Tüm dosya kapsamına göre; davacı banka ile davalı kredili ———–Genel Sözleşmesi imzalandığı, davalılar ——-limit tutarı üzerinden müteselsil kefil sıfatıyla, tarih ve tutar el yazısı ile belirtilerek sorumluluk üstlendikleri,—– kredili mevduat, —– hesabı açılarak yapılan kullanımlar sonucu ticari kredi borcu oluştuğu, —- yapılan ticari alış verişler sonrasında kredi borcu oluştuğu, ayrıca — nolu işletme ihtiyaç kredisi, 48 ay vadeli aylık eşit —- ödemeli, 3 ay ödemesiz,——–kullandırıldığı, —–krediler kullandırıldığı, davalı tarafça borcun ödenmemesi üzerine davacı banka tarafından 11/12/2018 tarihinde hesabın kat edildiği, —–yevmiye nolu ihtarname ile davalıların temerrüte düşürüldüğü anlaşılmıştır. Yaptırılan bilirkişi incelemesi sonucu davacı bankanın takip tarihi itibariyle alacağının miktarı tespit edilmiş olup, işlemiş ve işleyecek faizin sözleşme ve mevzuata uygun olduğu, takipten sonra davadan önce 84,40 TL ödeme olduğu ve davadan sonra 300.000,00 TL’lik tahsilat sağlandığı görülmüş olup bu ödeme icra müdürlüğü tarafından dikkate alınacaktır. Davalı tarafça genel işlem koşulu savunmasında bulunulmuş ise de, taraflar arasındaki kredi genel sözleşmesinde haksız şart niteliğinde genel işlem koşulu bulunmadığından bu savunmaya itibar edilmemiştir. Davalı taraf sözleşme kapsamında kullandığı kredileri geri ödemediğinden hesabın kat edildiği ve temerrüte düşürüldükleri, kefaletin usulüne uygun olduğu ve sözleşmede haksız şart bulunmadığından bilirkişi tarafından tespit edilen değerler üzerinden davanın kısmen kabulüne, davalı tarafça likit ve bilinebilir borca ödeme yapılmadığı halde haksız olarak itiraz edildiğinden icra inkar tazminatı ödenmesine karar verilmiş ve aşağıdaki hüküm kurulmuştur.

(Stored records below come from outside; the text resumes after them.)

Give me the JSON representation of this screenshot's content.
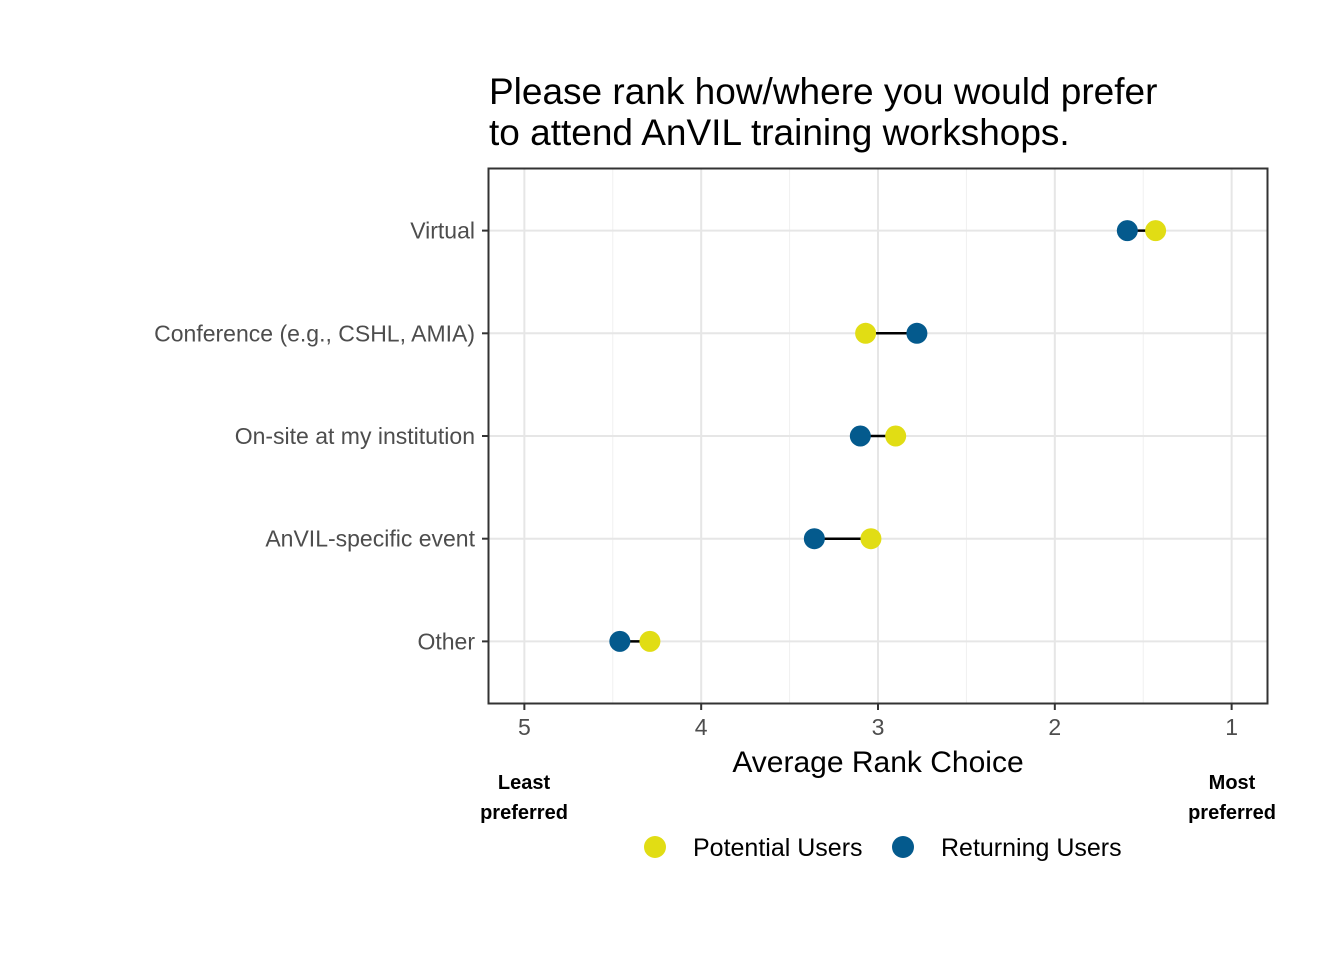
{
  "chart_data": {
    "type": "dumbbell",
    "title_lines": [
      "Please rank how/where you would prefer",
      "to attend AnVIL training workshops."
    ],
    "xlabel": "Average Rank Choice",
    "xlim": [
      5.2,
      0.8
    ],
    "x_reversed": true,
    "xticks": [
      5,
      4,
      3,
      2,
      1
    ],
    "grid": true,
    "categories": [
      "Virtual",
      "Conference (e.g., CSHL, AMIA)",
      "On-site at my institution",
      "AnVIL-specific event",
      "Other"
    ],
    "series": [
      {
        "name": "Potential Users",
        "color": "#e1dd14",
        "values": [
          1.43,
          3.07,
          2.9,
          3.04,
          4.29
        ]
      },
      {
        "name": "Returning Users",
        "color": "#045a8d",
        "values": [
          1.59,
          2.78,
          3.1,
          3.36,
          4.46
        ]
      }
    ],
    "annotations": {
      "least": [
        "Least",
        "preferred"
      ],
      "most": [
        "Most",
        "preferred"
      ]
    },
    "legend_position": "bottom"
  }
}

H Ü K Ü M : Yukarıda açıklanan nedenlerle;
1-Davanın KISMEN KABULÜ ile,
——-Esas sayılı dosyasında davalılar/borçluların yapmış oldukları İTİRAZIN KISMEN İPTALİ ile davacı bankanın takip tarihi itibariyle tüm davalılardan tahsilde tekerrür etmemek kaydıyla —- asıl alacak,——– işlemiş yıllık %37 temerrüt faizi, —– işlemiş 548,10 temerrüt faizi, 87.561,21 TL faizin 55 gider vergisi ve 1.622,17 TL ihtar masrafı olmak üzere toplam —- üzerinden AYNEN DEVAMINA,
-Asıl alacak —–%20’si olan 304.480,64 TL icra inkar tazminatının davalılar/borçlulardan alınarak davacı/alacaklı bankaya verilmesine,
Davacı tarafın diğer ve fazlaya ilişkin taleplerinin REDDİNE,
2-Harçlar kanununa göre alınması gerekli –harcın davalılardan alınarak Hazineye gelir kaydına,
3-Davacı tarafından sarf edilen 1.118,5‬0 TL yargılama giderinin, davanın kabul ret oranına göre hesaplanan 1.109,55 TL’sinin davalılardan alınarak davacıya verilmesine, geriye kalan 8,95‬‬ TL’nin davacı üzerinde bırakılmasına,
4-Davalılar tarafından sarf edilen 600,00 TL yargılama giderinin, davanın kabul ret oranına göre hesaplanan 595,20 TL’sinin davalılar üzerinde bırakılmasına, 4,8‬0 TL’nin davacıdan alınarak davalılara verilmesine,
5-Kabul edilen dava yönünden, davacı kendisini vekille temsil ettirdiğinden karar tarihinde yürürlükte bulunan— kabulüne karar verilen dava yönünden davacı lehine takdir olunan 252.162,33 TL vekalet ücretinin davalılardan alınarak davacıya verilmesine,
6-Reddolunan dava yönünden, davalılar kendilerini vekille temsil ettirdiklerinden karar tarihinde yürürlükte bulunan —– vekalet ücretinin davacıdan alınarak davalılara verilmesine,
7-Arabuluculuk Kanunu’nun 18/A-(13) maddesi ve Hukuk Uyuşmazlıklarında Arabuluculuk Yönetmeliğinin 26/2 maddeleri ile——arabuluculuk ücretinin davalı taraftan alınarak Hazineye gelir kaydına,
8-HMK’nin 333. Maddesi gereğice bakiye gider avansının karar kesinleştiğinde yatırana iadesine,
Dair, gerekçeli kararın taraf vekillerine tebliğinden itibaren 2 haftalık süre içinde istinaf kanun yolu açık olmak üzere davacı vekili ve davalı vekilinin yüzüne karşı verilen karar açıkça okundu, usulen anlatıldı.